Project 4: The Corruption - Using Watchpoints
Create a memory corruption bug and use LLDB watchpoints to catch the exact write.
Quick Reference
| Attribute | Value |
|---|---|
| Difficulty | Intermediate |
| Time Estimate | 2 hours |
| Language | C (debug target), LLDB commands |
| Prerequisites | Projects 1-3 |
| Key Topics | Watchpoints, memory writes, stack vs global memory |
1. Learning Objectives
By completing this project, you will:
- Set watchpoints on variables and addresses.
- Identify the exact instruction that corrupts memory.
- Interpret watchpoint stop reports.
- Use conditional watchpoints for targeted debugging.
2. Theoretical Foundation
2.1 Core Concepts
- Watchpoints: Hardware-assisted breakpoints that trigger when a memory address is written or read.
- Memory Corruption: Writes outside valid bounds can silently change unrelated variables.
- Stack vs. Globals: Stack variables live in per-thread frames; globals are fixed addresses, making watchpoints useful for both.
2.2 Why This Matters
Memory corruption bugs are expensive and hard to track. Watchpoints let you stop at the first illegal write, not the final crash.
2.3 Historical Context / Background
Hardware debug registers (e.g., x86 DR0-DR7) enable watchpoints. LLDB exposes them in a user-friendly interface with conditions and commands.
2.4 Common Misconceptions
- “Watchpoints are slow”: Hardware watchpoints are fast but limited in count.
- “Only for globals”: You can watch stack addresses, too.
3. Project Specification
3.1 What You Will Build
A C program with an off-by-one write that corrupts a nearby value.
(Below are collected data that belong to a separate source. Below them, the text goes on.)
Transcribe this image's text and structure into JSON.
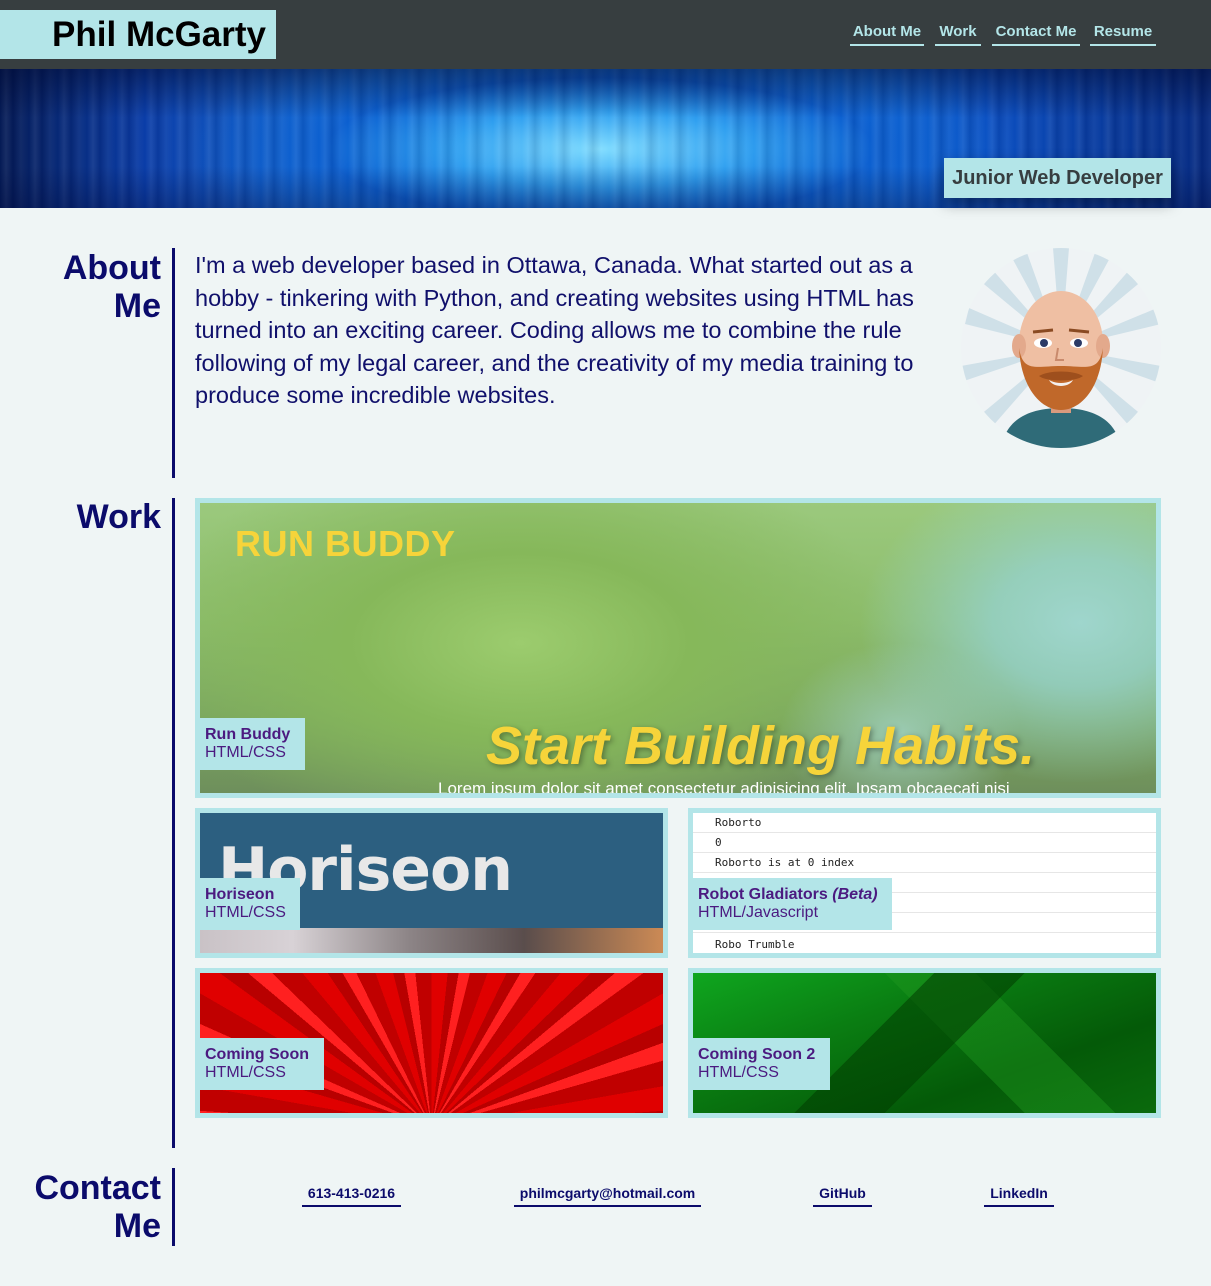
{
  "header": {
    "name": "Phil McGarty",
    "nav": [
      {
        "label": "About Me"
      },
      {
        "label": "Work"
      },
      {
        "label": "Contact Me"
      },
      {
        "label": "Resume"
      }
    ]
  },
  "hero": {
    "badge": "Junior Web Developer"
  },
  "about": {
    "title_line1": "About",
    "title_line2": "Me",
    "text": "I'm a web developer based in Ottawa, Canada. What started out as a hobby - tinkering with Python, and creating websites using HTML has turned into an exciting career. Coding allows me to combine the rule following of my legal career, and the creativity of my media training to produce some incredible websites.",
    "avatar_icon": "cartoon-avatar"
  },
  "work": {
    "title": "Work",
    "featured": {
      "name": "Run Buddy",
      "tech": "HTML/CSS",
      "screenshot_title": "RUN BUDDY",
      "screenshot_slogan": "Start Building Habits.",
      "screenshot_lorem": "Lorem ipsum dolor sit amet consectetur adipisicing elit. Ipsam obcaecati nisi"
    },
    "horiseon": {
      "name": "Horiseon",
      "tech": "HTML/CSS",
      "screenshot_title": "Horiseon"
    },
    "robot": {
      "name": "Robot Gladiators",
      "beta": "(Beta)",
      "tech": "HTML/Javascript",
      "console_lines": [
        "Roborto",
        "0",
        "Roborto is at 0 index",
        "",
        "",
        "",
        "Robo Trumble"
      ]
    },
    "coming1": {
      "name": "Coming Soon",
      "tech": "HTML/CSS"
    },
    "coming2": {
      "name": "Coming Soon 2",
      "tech": "HTML/CSS"
    }
  },
  "contact": {
    "title_line1": "Contact",
    "title_line2": "Me",
    "links": [
      {
        "label": "613-413-0216"
      },
      {
        "label": "philmcgarty@hotmail.com"
      },
      {
        "label": "GitHub"
      },
      {
        "label": "LinkedIn"
      }
    ]
  },
  "colors": {
    "header_bg": "#373e40",
    "accent": "#b3e5e8",
    "navy": "#0b0b6b",
    "page_bg": "#eff5f5",
    "label_text": "#4b1a80",
    "runbuddy_yellow": "#f6d43a"
  }
}
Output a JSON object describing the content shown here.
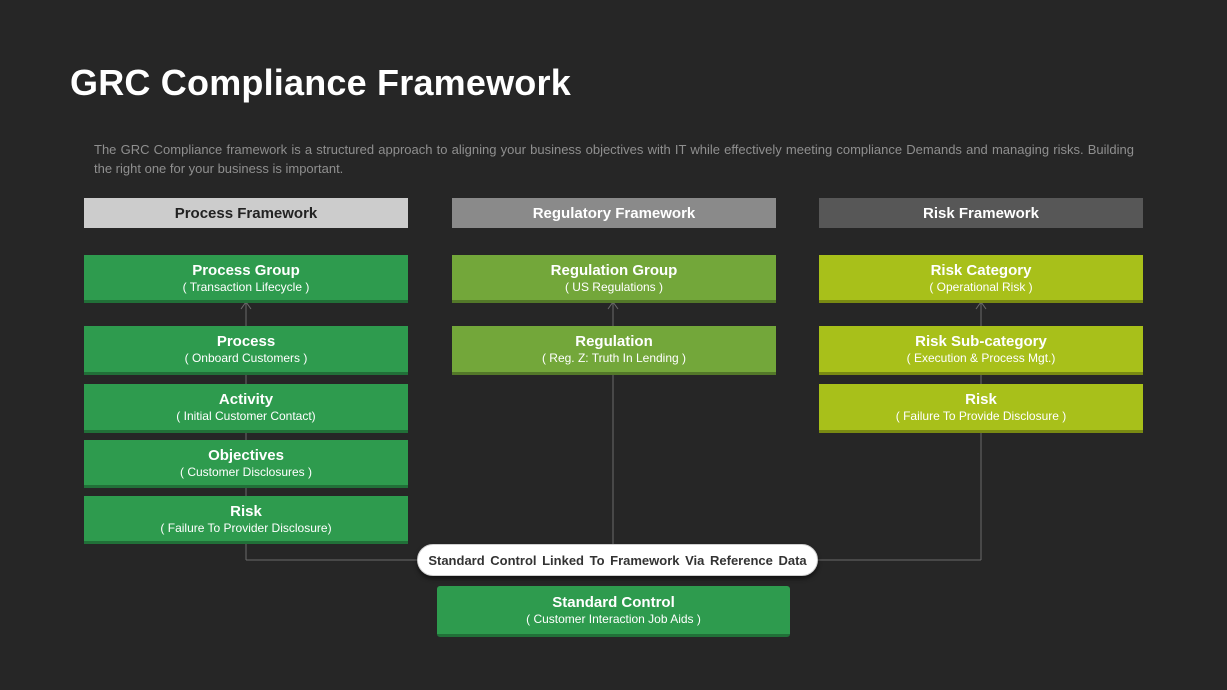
{
  "title": "GRC Compliance Framework",
  "description": "The GRC Compliance framework is a structured approach to aligning your business objectives with IT while effectively meeting compliance Demands and managing risks. Building the right one for your business is important.",
  "columns": [
    {
      "header": "Process Framework",
      "header_bg": "#cccccc",
      "header_color": "#222222",
      "box_color": "#2e9b4e",
      "boxes": [
        {
          "title": "Process Group",
          "sub": "( Transaction Lifecycle )"
        },
        {
          "title": "Process",
          "sub": "( Onboard Customers )"
        },
        {
          "title": "Activity",
          "sub": "( Initial Customer Contact)"
        },
        {
          "title": "Objectives",
          "sub": "( Customer Disclosures )"
        },
        {
          "title": "Risk",
          "sub": "( Failure To Provider Disclosure)"
        }
      ]
    },
    {
      "header": "Regulatory Framework",
      "header_bg": "#8a8a8a",
      "header_color": "#ffffff",
      "box_color": "#73a73a",
      "boxes": [
        {
          "title": "Regulation Group",
          "sub": "( US Regulations )"
        },
        {
          "title": "Regulation",
          "sub": "( Reg. Z: Truth In Lending )"
        }
      ]
    },
    {
      "header": "Risk Framework",
      "header_bg": "#575757",
      "header_color": "#ffffff",
      "box_color": "#a8c01a",
      "boxes": [
        {
          "title": "Risk Category",
          "sub": "( Operational Risk )"
        },
        {
          "title": "Risk Sub-category",
          "sub": "( Execution & Process Mgt.)"
        },
        {
          "title": "Risk",
          "sub": "( Failure To Provide Disclosure )"
        }
      ]
    }
  ],
  "link_label": "Standard Control Linked To Framework Via Reference Data",
  "standard_control": {
    "title": "Standard Control",
    "sub": "( Customer Interaction Job Aids )"
  },
  "colors": {
    "background": "#262626",
    "connector": "#6b6b6b"
  }
}
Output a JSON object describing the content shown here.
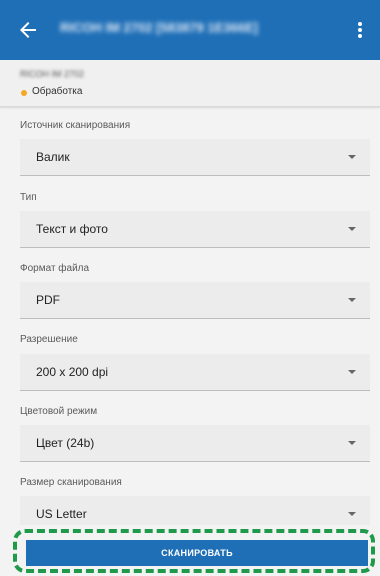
{
  "appbar": {
    "title": "RICOH IM 2702 [583879 1E366E]",
    "icons": {
      "back": "arrow-left-icon",
      "menu": "more-vertical-icon"
    }
  },
  "device": {
    "name": "RICOH IM 2702",
    "status": "Обработка",
    "status_color": "#f5a623"
  },
  "fields": {
    "source": {
      "label": "Источник сканирования",
      "value": "Валик"
    },
    "type": {
      "label": "Тип",
      "value": "Текст и фото"
    },
    "format": {
      "label": "Формат файла",
      "value": "PDF"
    },
    "resolution": {
      "label": "Разрешение",
      "value": "200 x 200 dpi"
    },
    "color_mode": {
      "label": "Цветовой режим",
      "value": "Цвет (24b)"
    },
    "scan_size": {
      "label": "Размер сканирования",
      "value": "US Letter"
    }
  },
  "actions": {
    "scan_label": "СКАНИРОВАТЬ"
  },
  "colors": {
    "primary": "#1f6fb7",
    "highlight": "#1f9a4a"
  }
}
You will set a watchpoint on the corrupted variable to find the exact write.
3.2 Functional Requirements
- Trigger corruption: Program should modify an adjacent memory location.
- Set a watchpoint: On the corrupted variable.
- Catch the write: LLDB should stop on the corrupting instruction.
3.3 Non-Functional Requirements
- Deterministic bug: Corruption should happen every run.
- Small surface area: Keep the program tiny for clarity.
3.4 Example Usage / Output
$ clang -g -o corrupt corrupt.c
$ lldb ./corrupt
(lldb) b main
(lldb) run
(lldb) watchpoint set variable local_value
Watchpoint created: Watchpoint 1: addr = 0x7ffee7c0f5ec size = 4
(lldb) continue
Watchpoint 1 hit:
old value: 200
new value: 0
* thread #1, stop reason = watchpoint 1
frame #0: corrupt`buggy_function at corrupt.c:5
3.5 Real World Outcome
You will see LLDB stop at the exact line that overwrote local_value, before any crash. Example output:
Watchpoint 1 hit:
old value: 200
new value: 0
* thread #1, stop reason = watchpoint 1
frame #0: 0x0000000100003f48 corrupt`buggy_function at corrupt.c:5
4. Solution Architecture
4.1 High-Level Design
Program writes out of bounds -> Watchpoint triggers -> LLDB stops -> Backtrace to culprit
4.2 Key Components
| Component | Responsibility | Key Decisions |
|---|---|---|
corrupt.c |
Off-by-one bug | Simple pointer arithmetic |
| Watchpoint | Track memory writes | Watch the victim variable |
4.3 Data Structures
int global_value = 100;
int local_value = 200;
4.4 Algorithm Overview
Key Algorithm: Watchpoint Debugging
- Set watchpoint on
local_value. - Run until watchpoint triggers.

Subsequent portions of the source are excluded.